Year 13 students already face concern over their university places since their grades will be determined by a teaching assessment rather than exams. The new caps could mean that many miss out on their first choice university or – depending on the number of applicants that choose to enrol in September – even a place in university altogether.

This new information will likely cause them increased concern – which is why it is more important than ever that they are supported with relevant and timely information.

We are continuing to see increased uptake of our range of products to help universities connect with their prospective students. There has been a 91.35% increase in the number of students signing up to chat with a university over April, and the number of messages sent on our virtual events platform has risen by 1,056% from February to March.

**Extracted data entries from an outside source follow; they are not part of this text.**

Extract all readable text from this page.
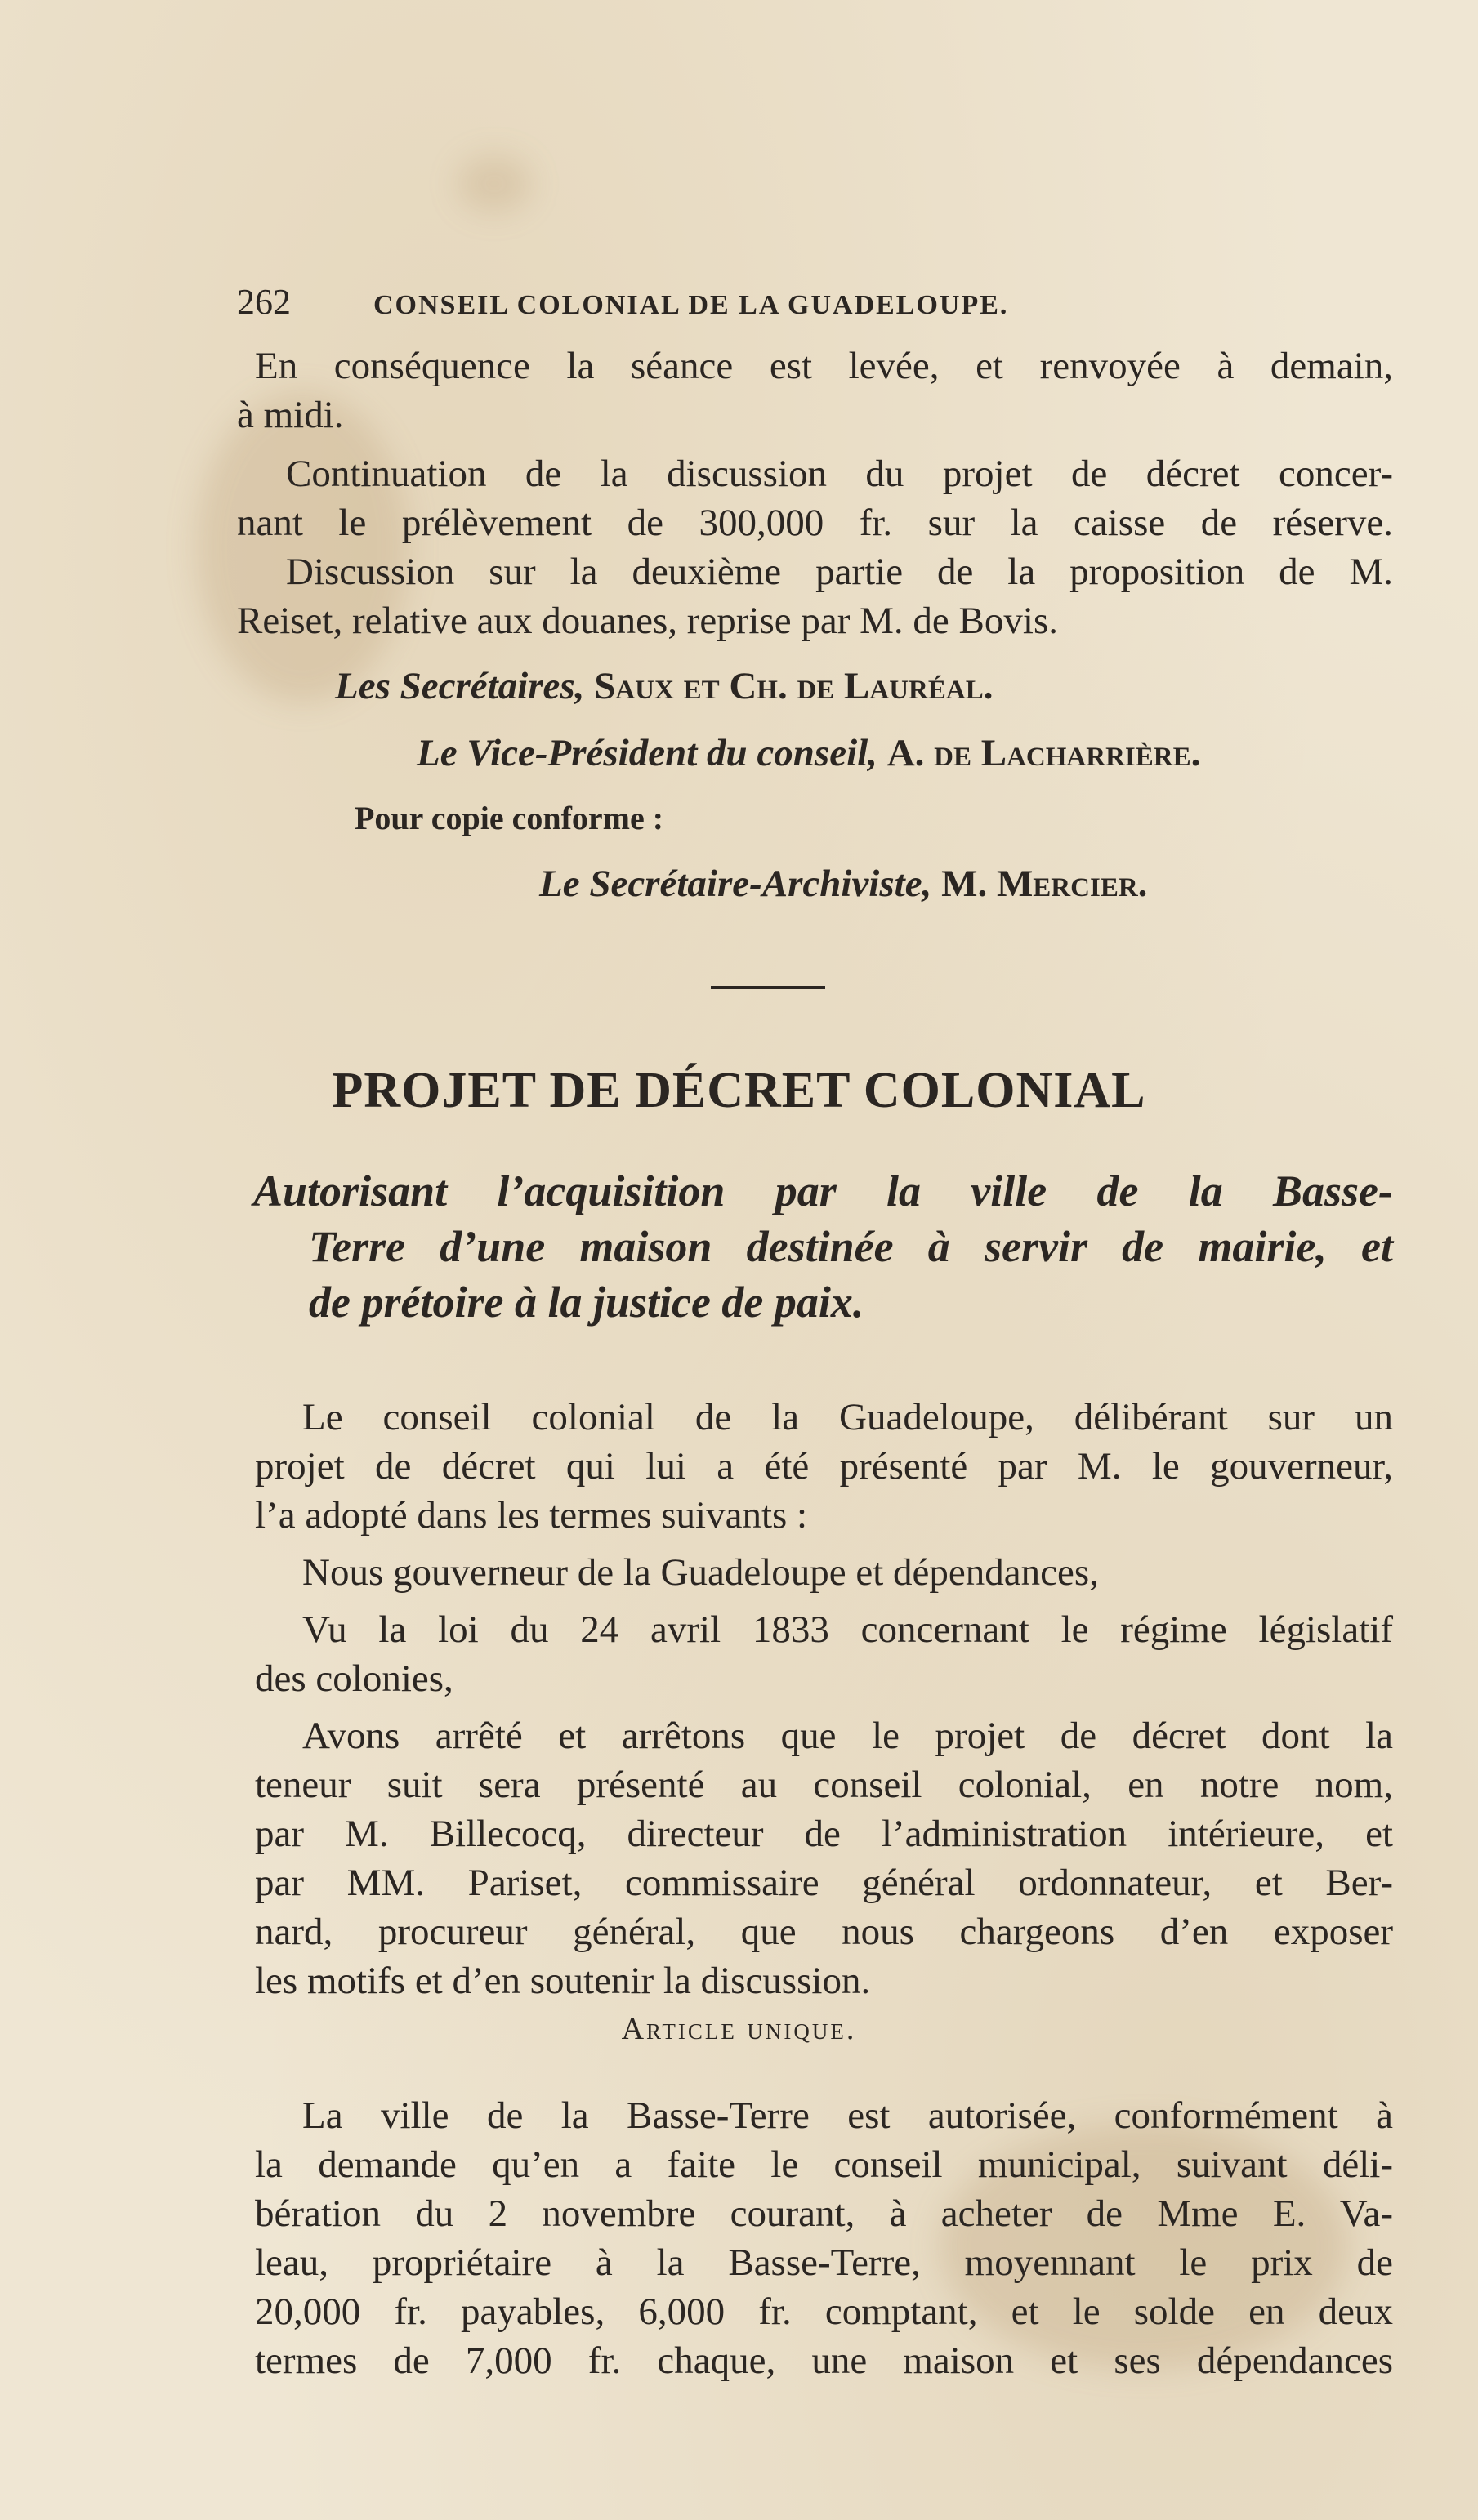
262	CONSEIL COLONIAL DE LA GUADELOUPE.
En conséquence la séance est levée, et renvoyée à demain,
à midi.
Continuation de la discussion du projet de décret concer-
nant le prélèvement de 300,000 fr. sur la caisse de réserve.
Discussion sur la deuxième partie de la proposition de M.
Reiset, relative aux douanes, reprise par M. de Bovis.
Les Secrétaires, Saux et Ch. de Lauréal.
Le Vice-Président du conseil, A. de Lacharrière.
Pour copie conforme :
Le Secrétaire-Archiviste, M. Mercier.
PROJET DE DÉCRET COLONIAL
Autorisant l’acquisition par la ville de la Basse-
Terre d’une maison destinée à servir de mairie, et
de prétoire à la justice de paix.
Le conseil colonial de la Guadeloupe, délibérant sur un
projet de décret qui lui a été présenté par M. le gouverneur,
l’a adopté dans les termes suivants :
Nous gouverneur de la Guadeloupe et dépendances,
Vu la loi du 24 avril 1833 concernant le régime législatif
des colonies,
Avons arrêté et arrêtons que le projet de décret dont la
teneur suit sera présenté au conseil colonial, en notre nom,
par M. Billecocq, directeur de l’administration intérieure, et
par MM. Pariset, commissaire général ordonnateur, et Ber-
nard, procureur général, que nous chargeons d’en exposer
les motifs et d’en soutenir la discussion.
Article unique.
La ville de la Basse-Terre est autorisée, conformément à
la demande qu’en a faite le conseil municipal, suivant déli-
bération du 2 novembre courant, à acheter de Mme E. Va-
leau, propriétaire à la Basse-Terre, moyennant le prix de
20,000 fr. payables, 6,000 fr. comptant, et le solde en deux
termes de 7,000 fr. chaque, une maison et ses dépendances
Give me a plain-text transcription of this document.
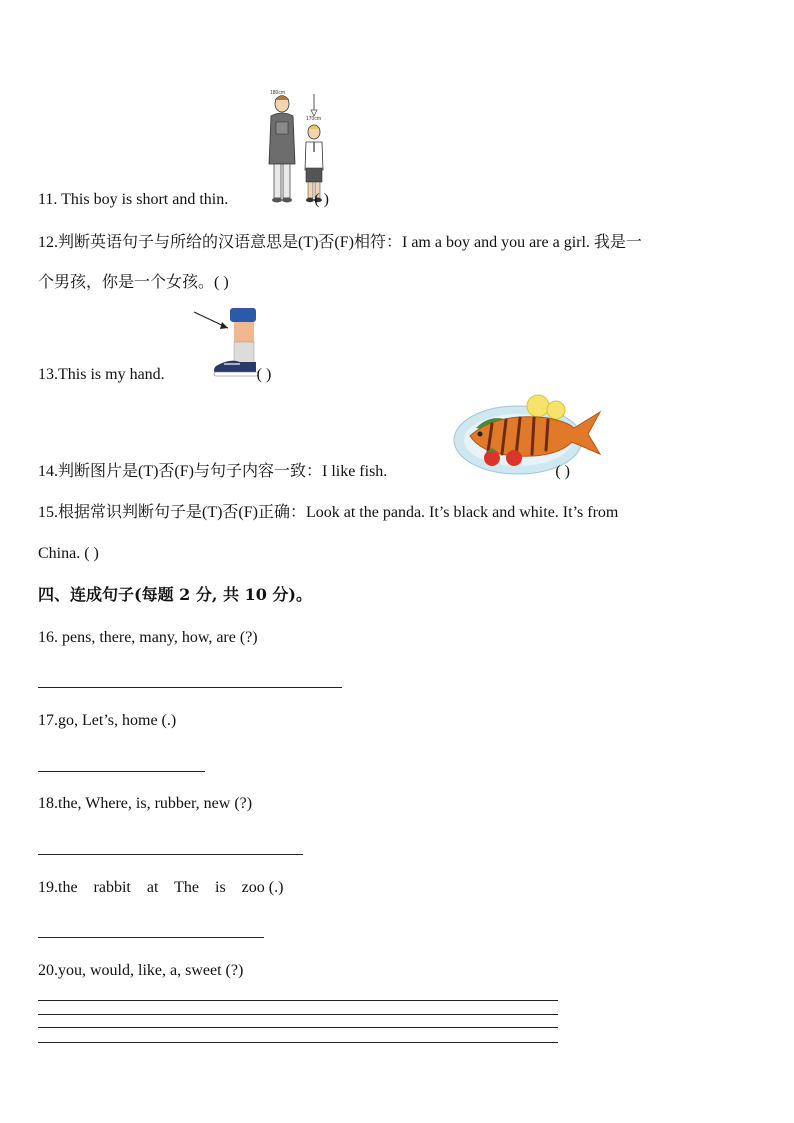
180cm
170cm
11. This boy is short and thin.	( )
12.判断英语句子与所给的汉语意思是(T)否(F)相符：I am a boy and you are a girl. 我是一
个男孩，你是一个女孩。( )
13.This is my hand.	( )
14.判断图片是(T)否(F)与句子内容一致：I like fish.	( )
15.根据常识判断句子是(T)否(F)正确：Look at the panda. It’s black and white. It’s from
China. ( )
四、连成句子(每题 2 分, 共 10 分)。
16. pens, there, many, how, are (?)
17.go, Let’s, home (.)
18.the, Where, is, rubber, new (?)
19.the    rabbit    at    The    is    zoo (.)
20.you, would, like, a, sweet (?)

Earlier this year, we also introduced staff profiles – and the number of these rose by 330% in April. This uptake shows how hard universities are working to increase their outreach activity and ensure students remain informed and connected.

Unibuddy co-founder and CEO, Diego Fanara, said: “Universities have an important function for society – contributing billions to the economy, as well as vital research and education for an increasing number of young people each year.

“We are pleased to see the government act to support our universities – however, we’re conscious of the uphill battle they still face to retain and deliver education to their 2020 cohort. We hope to support them and help them to stay connected with their students in every way we can.”